I have decided to myself that if he insists on selling then all precious compromises also need undoing.
I've done things to make him happy in the past that I wouldn't have done otherwise so why is this one particular ins different.

He is Muslim and wants an Islamic name for DS. I'm not Muslim and therefore don't NEED the name in the same way. I am only doing it to make him happy. Of course I will be happy with the name aswell but it has ruled out names I've always liked and wanted so there is my compromise got dh's happiness.

Is this too PA of me? Or does it seem like a big game? I want to make my point to him that he can't manipulate me this way, and the only way to do that seems to play him at his own game??

I know I'll get a lot of 'ltb' 'this is unhealthy and will get worse' etc but all that aside I genuinely wonder about this idea? And just want views please

OP posts:
LairyPoppins · 24/08/2014 14:34

I think that if you are having a child together then you will both need to grow up.

meiisme · 24/08/2014 14:36

If you feel the only way to get through to him is play him at his own game, it will be a ltb from me. What's the point of a relationship if you cannot get what you need from your partner without manipulation? If, on the other hand, you want to show him that his game playing isn't working on you anymore, I would let him follow through with all his wild threats without batting an eyelid. He wants to sell the car? Act as if the decision has been made and start looking for a car you do like.
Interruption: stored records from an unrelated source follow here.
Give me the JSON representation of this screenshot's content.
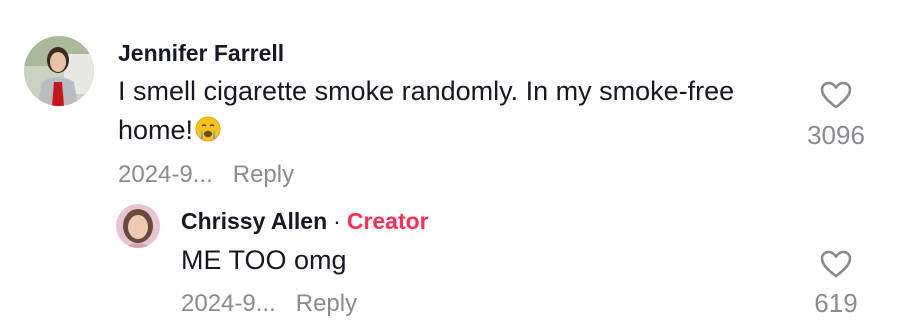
{
  "comment": {
    "username": "Jennifer Farrell",
    "text_line1": "I smell cigarette smoke randomly. In my smoke-free",
    "text_line2": "home!",
    "emoji": "crying-face-emoji",
    "date": "2024-9...",
    "reply_label": "Reply",
    "like_count": "3096"
  },
  "reply": {
    "username": "Chrissy Allen",
    "separator": "·",
    "badge": "Creator",
    "text": "ME TOO omg",
    "date": "2024-9...",
    "reply_label": "Reply",
    "like_count": "619"
  },
  "colors": {
    "text": "#161823",
    "muted": "#8a8b91",
    "creator": "#fe2c55"
  }
}
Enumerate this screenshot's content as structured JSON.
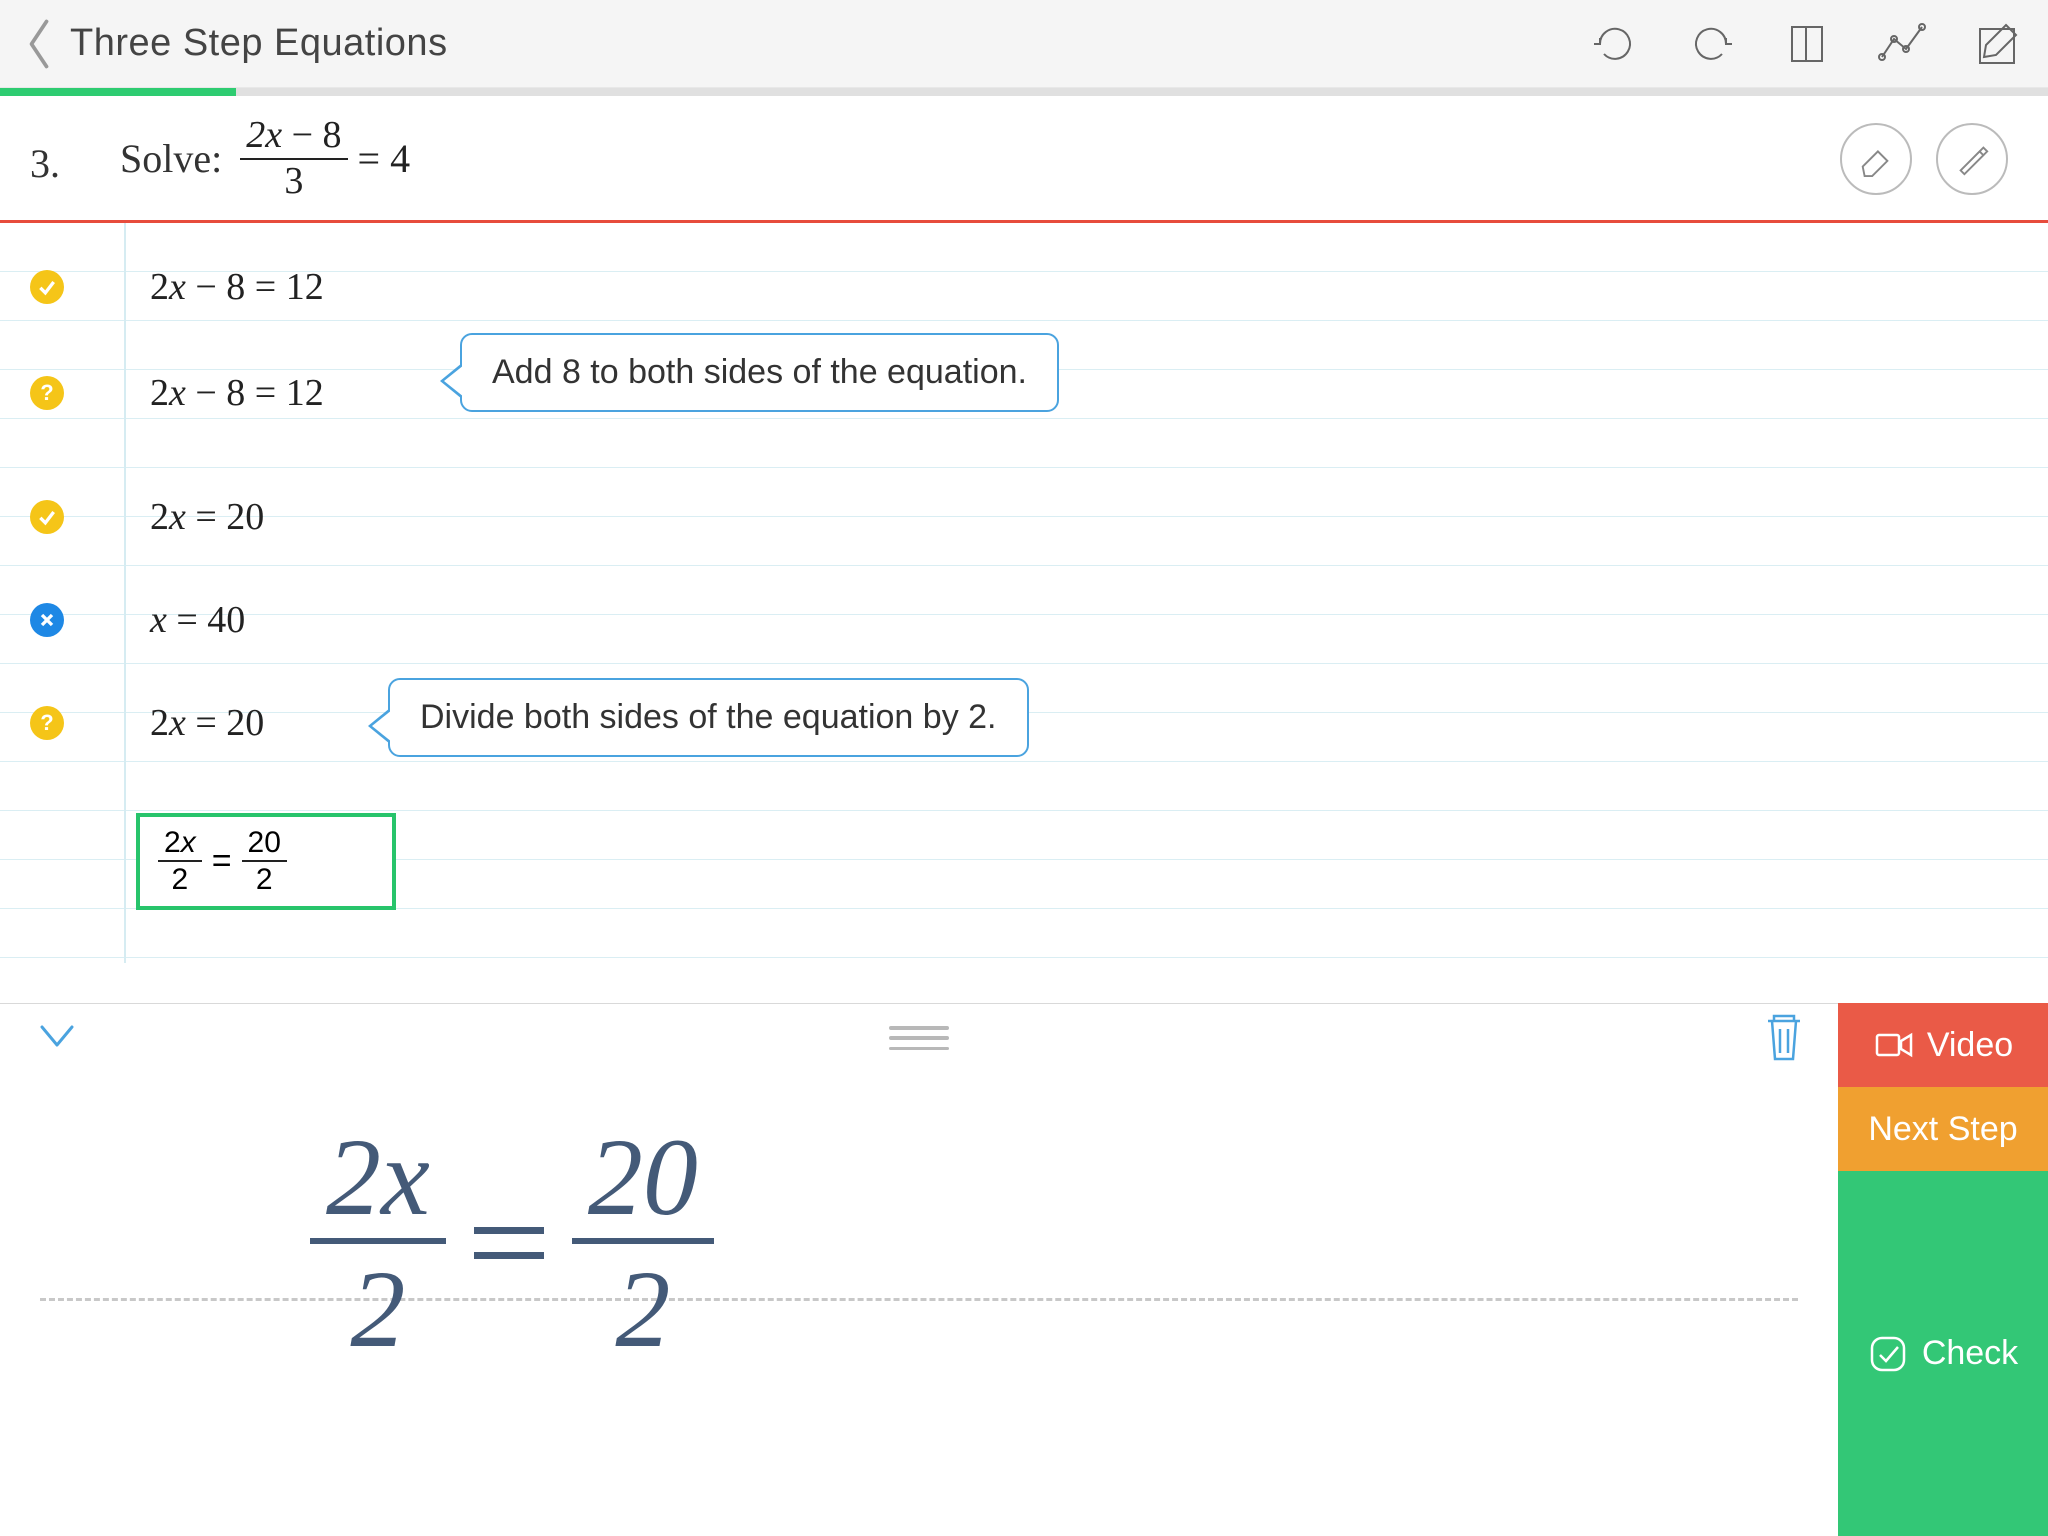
{
  "header": {
    "title": "Three Step Equations"
  },
  "progress": {
    "percent": 11.5
  },
  "problem": {
    "number": "3.",
    "label": "Solve:",
    "frac_num": "2x − 8",
    "frac_den": "3",
    "rhs": " = 4"
  },
  "steps": [
    {
      "status": "check",
      "expr": "2x − 8 = 12"
    },
    {
      "status": "hint",
      "expr": "2x − 8 = 12",
      "hint": "Add 8 to both sides of the equation."
    },
    {
      "status": "check",
      "expr": "2x = 20"
    },
    {
      "status": "wrong",
      "expr": "x = 40"
    },
    {
      "status": "hint",
      "expr": "2x = 20",
      "hint": "Divide both sides of the equation by 2."
    }
  ],
  "current_input": {
    "left_num": "2x",
    "left_den": "2",
    "right_num": "20",
    "right_den": "2"
  },
  "handwriting": {
    "left_num": "2x",
    "left_den": "2",
    "right_num": "20",
    "right_den": "2"
  },
  "actions": {
    "video": "Video",
    "next": "Next Step",
    "check": "Check"
  }
}
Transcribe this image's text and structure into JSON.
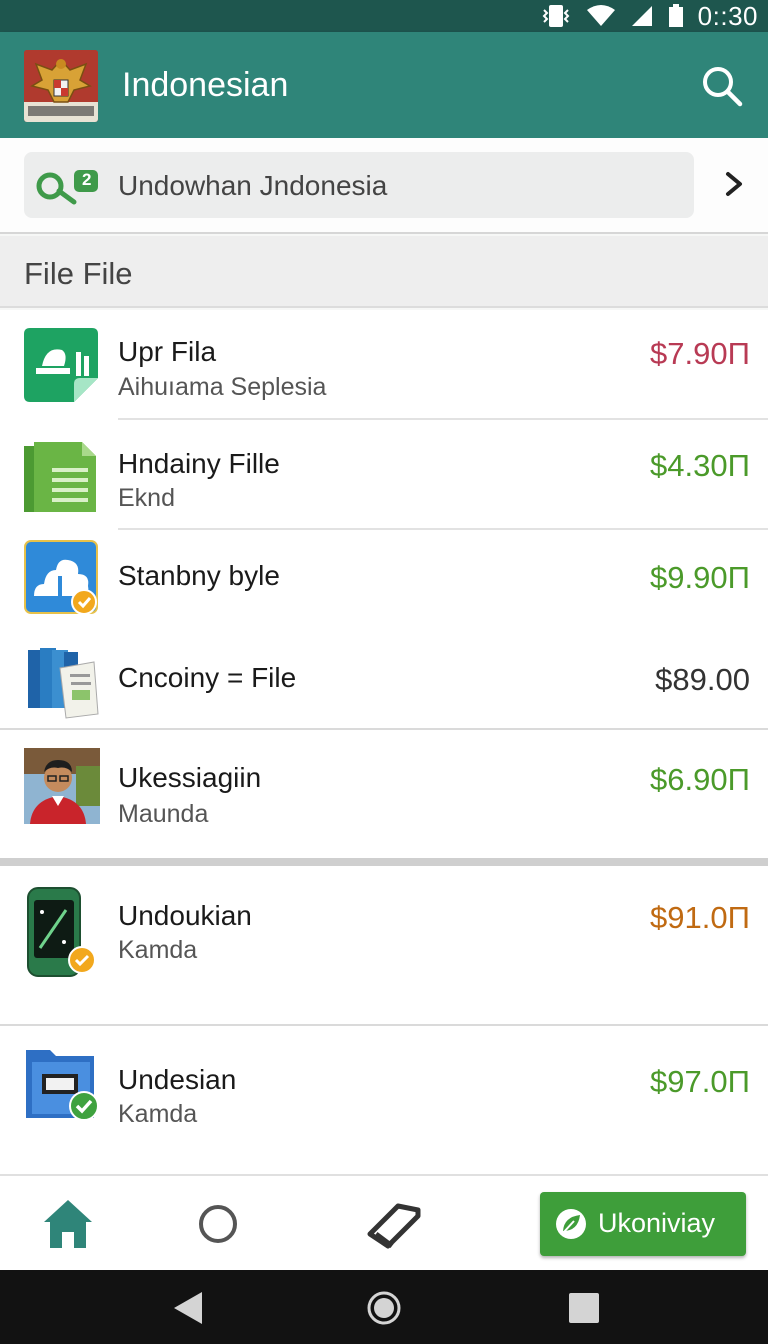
{
  "status_bar": {
    "time": "0::30"
  },
  "app_bar": {
    "title": "Indonesian",
    "search_icon": "search-icon",
    "logo_icon": "garuda-emblem-icon"
  },
  "banner": {
    "text": "Undowhan Jndonesia",
    "badge": "2",
    "icon": "key-icon",
    "chevron_icon": "chevron-right-icon"
  },
  "section": {
    "title": "File File"
  },
  "items": [
    {
      "title": "Upr Fila",
      "subtitle": "Aihuıama Seplesia",
      "price": "$7.90Π",
      "price_color": "#b83a54",
      "icon": "sheet-app-icon"
    },
    {
      "title": "Hndainy Fille",
      "subtitle": "Eknd",
      "price": "$4.30Π",
      "price_color": "#4b9a2a",
      "icon": "green-document-icon"
    },
    {
      "title": "Stanbny byle",
      "subtitle": "",
      "price": "$9.90Π",
      "price_color": "#4b9a2a",
      "icon": "cloud-app-icon"
    },
    {
      "title": "Cncoiny = File",
      "subtitle": "",
      "price": "$89.00",
      "price_color": "#333333",
      "icon": "books-icon"
    },
    {
      "title": "Ukessiagiin",
      "subtitle": "Maunda",
      "price": "$6.90Π",
      "price_color": "#4b9a2a",
      "icon": "person-photo"
    },
    {
      "title": "Undoukian",
      "subtitle": "Kamda",
      "price": "$91.0Π",
      "price_color": "#c06a12",
      "icon": "phone-app-icon"
    },
    {
      "title": "Undesian",
      "subtitle": "Kamda",
      "price": "$97.0Π",
      "price_color": "#4b9a2a",
      "icon": "blue-folder-icon"
    }
  ],
  "bottom_nav": {
    "home_icon": "home-icon",
    "circle_icon": "circle-icon",
    "tag_icon": "tag-icon",
    "cta_label": "Ukoniviay",
    "cta_icon": "leaf-check-icon"
  },
  "system_nav": {
    "back": "back-icon",
    "home": "system-home-icon",
    "recents": "recents-icon"
  }
}
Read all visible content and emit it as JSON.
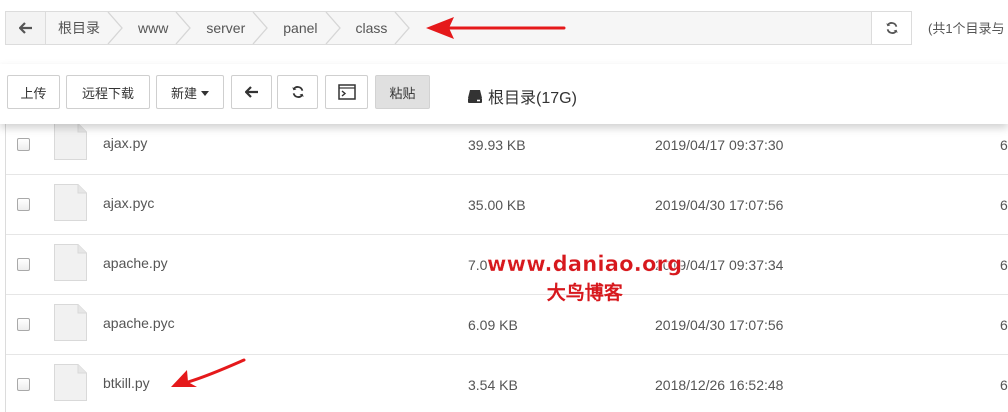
{
  "breadcrumb": {
    "items": [
      "根目录",
      "www",
      "server",
      "panel",
      "class"
    ],
    "count_text": "(共1个目录与"
  },
  "toolbar": {
    "upload_label": "上传",
    "remote_download_label": "远程下载",
    "new_label": "新建",
    "paste_label": "粘贴",
    "disk_label": "根目录(17G)"
  },
  "files": [
    {
      "name": "ajax.py",
      "size": "39.93 KB",
      "modified": "2019/04/17 09:37:30",
      "perm": "6"
    },
    {
      "name": "ajax.pyc",
      "size": "35.00 KB",
      "modified": "2019/04/30 17:07:56",
      "perm": "6"
    },
    {
      "name": "apache.py",
      "size": "7.0",
      "modified": "2019/04/17 09:37:34",
      "perm": "6"
    },
    {
      "name": "apache.pyc",
      "size": "6.09 KB",
      "modified": "2019/04/30 17:07:56",
      "perm": "6"
    },
    {
      "name": "btkill.py",
      "size": "3.54 KB",
      "modified": "2018/12/26 16:52:48",
      "perm": "6"
    }
  ],
  "watermark": {
    "url": "www.daniao.org",
    "name": "大鸟博客"
  },
  "colors": {
    "annotation_arrow": "#e5191b",
    "watermark": "#d7181d",
    "paste_button_bg": "#e0e0e0"
  },
  "icons": {
    "back": "arrow-left-icon",
    "refresh": "refresh-icon",
    "terminal": "terminal-icon",
    "disk": "hdd-icon",
    "file": "file-icon",
    "caret": "caret-down-icon"
  }
}
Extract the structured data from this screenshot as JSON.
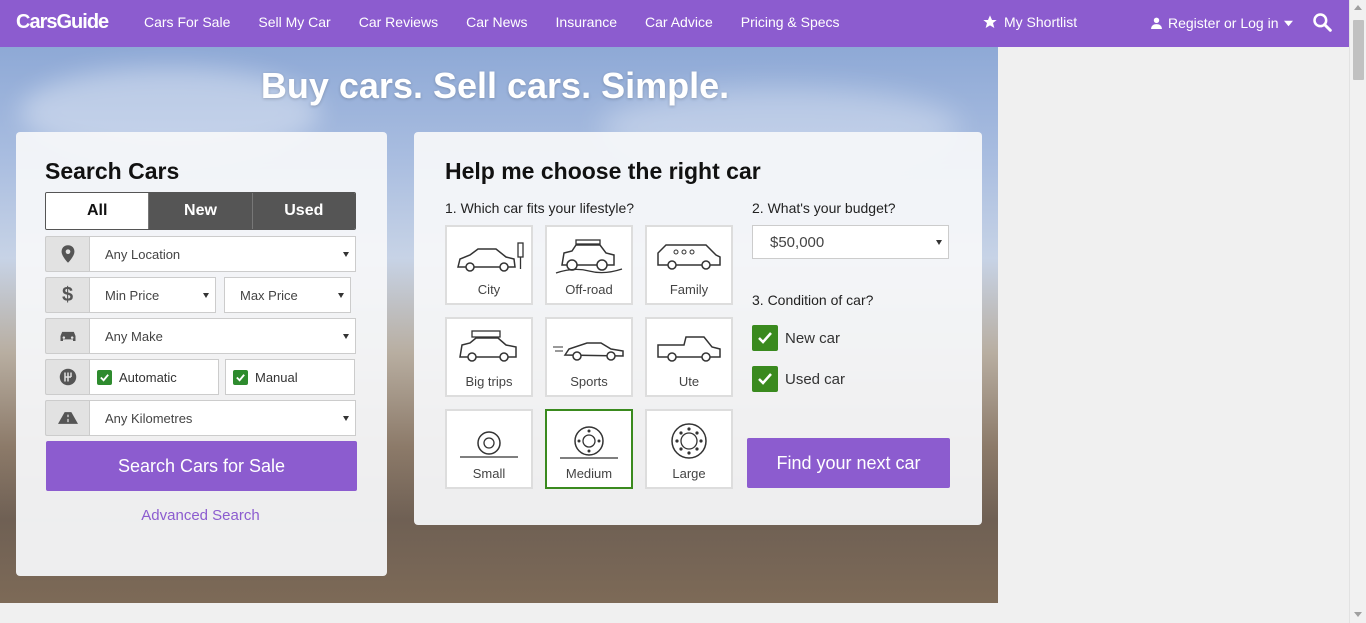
{
  "nav": {
    "logo_a": "Cars",
    "logo_b": "Guide",
    "links": [
      "Cars For Sale",
      "Sell My Car",
      "Car Reviews",
      "Car News",
      "Insurance",
      "Car Advice",
      "Pricing & Specs"
    ],
    "shortlist": "My Shortlist",
    "register": "Register or Log in"
  },
  "hero": {
    "headline": "Buy cars. Sell cars. Simple."
  },
  "search": {
    "title": "Search Cars",
    "tabs": [
      "All",
      "New",
      "Used"
    ],
    "location": "Any Location",
    "min_price": "Min Price",
    "max_price": "Max Price",
    "make": "Any Make",
    "automatic": "Automatic",
    "manual": "Manual",
    "kilometres": "Any Kilometres",
    "submit": "Search Cars for Sale",
    "advanced": "Advanced Search"
  },
  "chooser": {
    "title": "Help me choose the right car",
    "q1": "1. Which car fits your lifestyle?",
    "q2": "2. What's your budget?",
    "q3": "3. Condition of car?",
    "tiles": [
      "City",
      "Off-road",
      "Family",
      "Big trips",
      "Sports",
      "Ute",
      "Small",
      "Medium",
      "Large"
    ],
    "budget": "$50,000",
    "new_car": "New car",
    "used_car": "Used car",
    "submit": "Find your next car"
  },
  "colors": {
    "brand": "#8c5ccf",
    "check": "#3a8a1e"
  }
}
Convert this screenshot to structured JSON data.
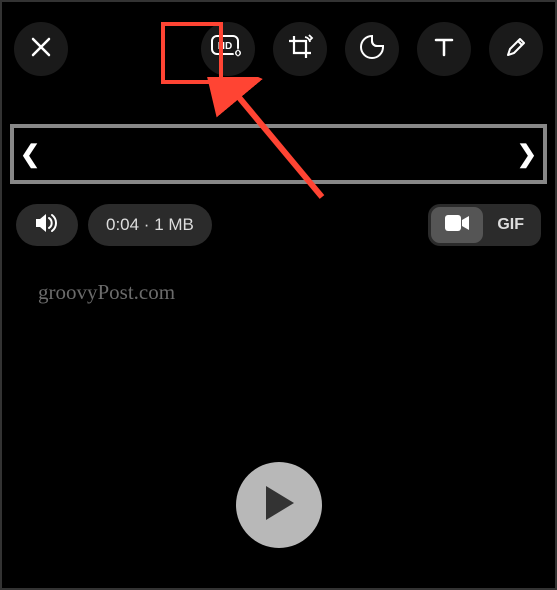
{
  "toolbar": {
    "close": "close",
    "hd": "hd-quality",
    "crop": "crop-rotate",
    "sticker": "sticker",
    "text": "text",
    "draw": "draw"
  },
  "trimmer": {
    "left": "❮",
    "right": "❯"
  },
  "info": {
    "sound": "sound-on",
    "duration_size": "0:04 · 1 MB",
    "video_label": "video",
    "gif_label": "GIF"
  },
  "watermark": "groovyPost.com",
  "play": "play",
  "highlight_color": "#ff4433"
}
I do think the usual outcome of that tactic is that you start to genuinely detach from his manipulations, which makes it easier to ltb or cut his silly games short.

Fairenuff · 24/08/2014 14:45

No, I wouldn't start to play games, it's pointless and not good for the relationship. Let him get on with selling the car and waste his money if that is what he wants to do. His actions, his consequences.

LittleMissRayofHope · 24/08/2014 14:50

Thanks, I have been detaching from his games. I told him to sell and he got quite grumpy about it.

It's the frustration of his narrow mindedness that makes me want to demonstrate to him what he is doing to me. I have explained my point to him but it's as if he is unable to comprehend it and therefore I feel like showing him how stupid and unfair it is.

Partly why I am voicing it here first though. I just feel frustrated and backed into a corner

OP posts:
magoria · 24/08/2014 14:52

It is emotional manipulation.

The answer isnt to start sinking to the same level but to find some way of sorting it or her out.

Tit for tat like this make a shitty life for you and any children being dragged up thinking this is an example of a healthy relationship.

magoria · 24/08/2014 14:53

Her out should be get out weird autocorrect

meiisme · 25/08/2014 00:04

You probably feel like you're banging your hands on a closed door, but truth is you can't make somebody understand you. You've explained how his actions make you feel. If he was interested in looking at them from your point of view, he would've heard you.

Playing him at his own game is not going to make him see the light, because to him it will just be further proof that you're short-changing him in this relationship. His feelings are much more important than yours, you see.